Tuesday, February 28, 2006

Laws of Succession and History

I'm a big fan of Jared Diamond's Guns, Germs, and Steel but my main criticism is that it only explains why Eurasians had more developed societies than others until about 1100. It does not explain why the first country to industrialize was not, say, Italy or China, but rather England. Moreover, it does not explain why Western Europe surged ahead of the Islamic world or East Asia over the past five hundred years and why Western Europeans at the dawn of World War I controlled or ruled over a majority of the Earth's surface.

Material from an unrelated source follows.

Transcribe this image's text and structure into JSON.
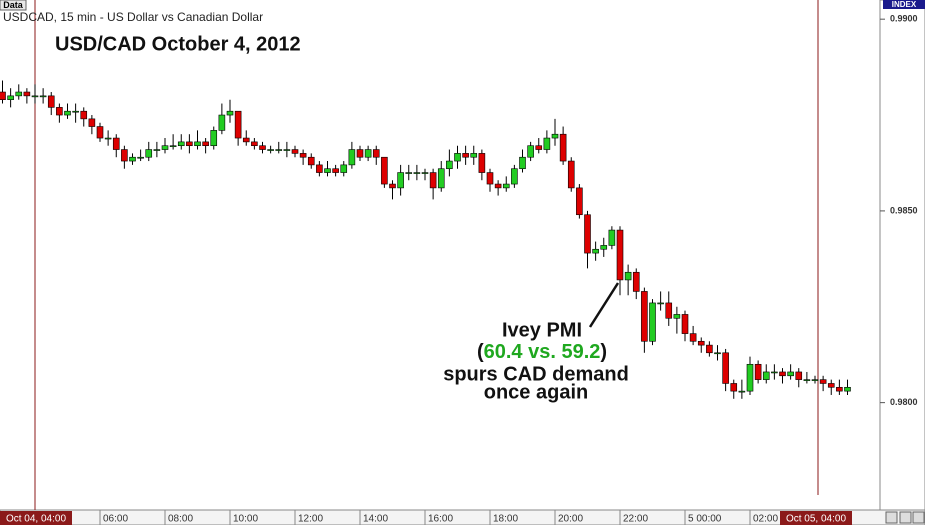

I don't know the answer to these questions and don't know if there will ever be an answer that is completely convincing. However, there is one pattern in history that is usually overlooked. In Western Europe, monarchies had simple laws of succession (here is a Wikipedia entry explaining how monarchs are selected in different countries, most of them European) that mandated that the first-born son of the king take over when the king dies. By contrast, the Mongol Empire and kingdoms in the Islamic world had no such rules of succession. The result was that when the King or Emperor died, typically there was a bloody struggle for succession that sometimes degenerated into all-out civil war. Thus, the Mughal Empire disintegrated in 1707 upon the death of Aurangezeb after 181 years in existence and existed afterwards only as a shadow of its former self. In the case of the Mongols, the problem of not having a fixed rule of succession is clearest in 1241 as the Mongols advanced on Western Europe. When the Mongol commanders heard that Ogedei Khan (Ghenghis Khan's third son) died, they abandoned their advance and returned to the Mongol capital to elect a new Khan.

What is the point of all of this? If you don't have a clear rule of succession in place, there is more likely to be chaos when there is a transfer of power to a new person. From an economic standpoint, this should decrease a person's willingness to invest in the future because the future is so uncertain. And from a political perspective, the lack of a law of succession will increase in-fighting within the government as royal officials begin to form rival factions supporting different candidates for king or emporer. It will also, as happened to both the Mughals and Mongols, lead to a militarily weak and fractured state which will become vulnerable to foreign invasion.

This is not to say the transition to a new king was always smooth in Western Europe. However, I believe the transfer of power tended to be less chaotic and uncertain than in Central Asia or the Middle East and this may help explain the very different historical paths these regions have taken over the past 900 years.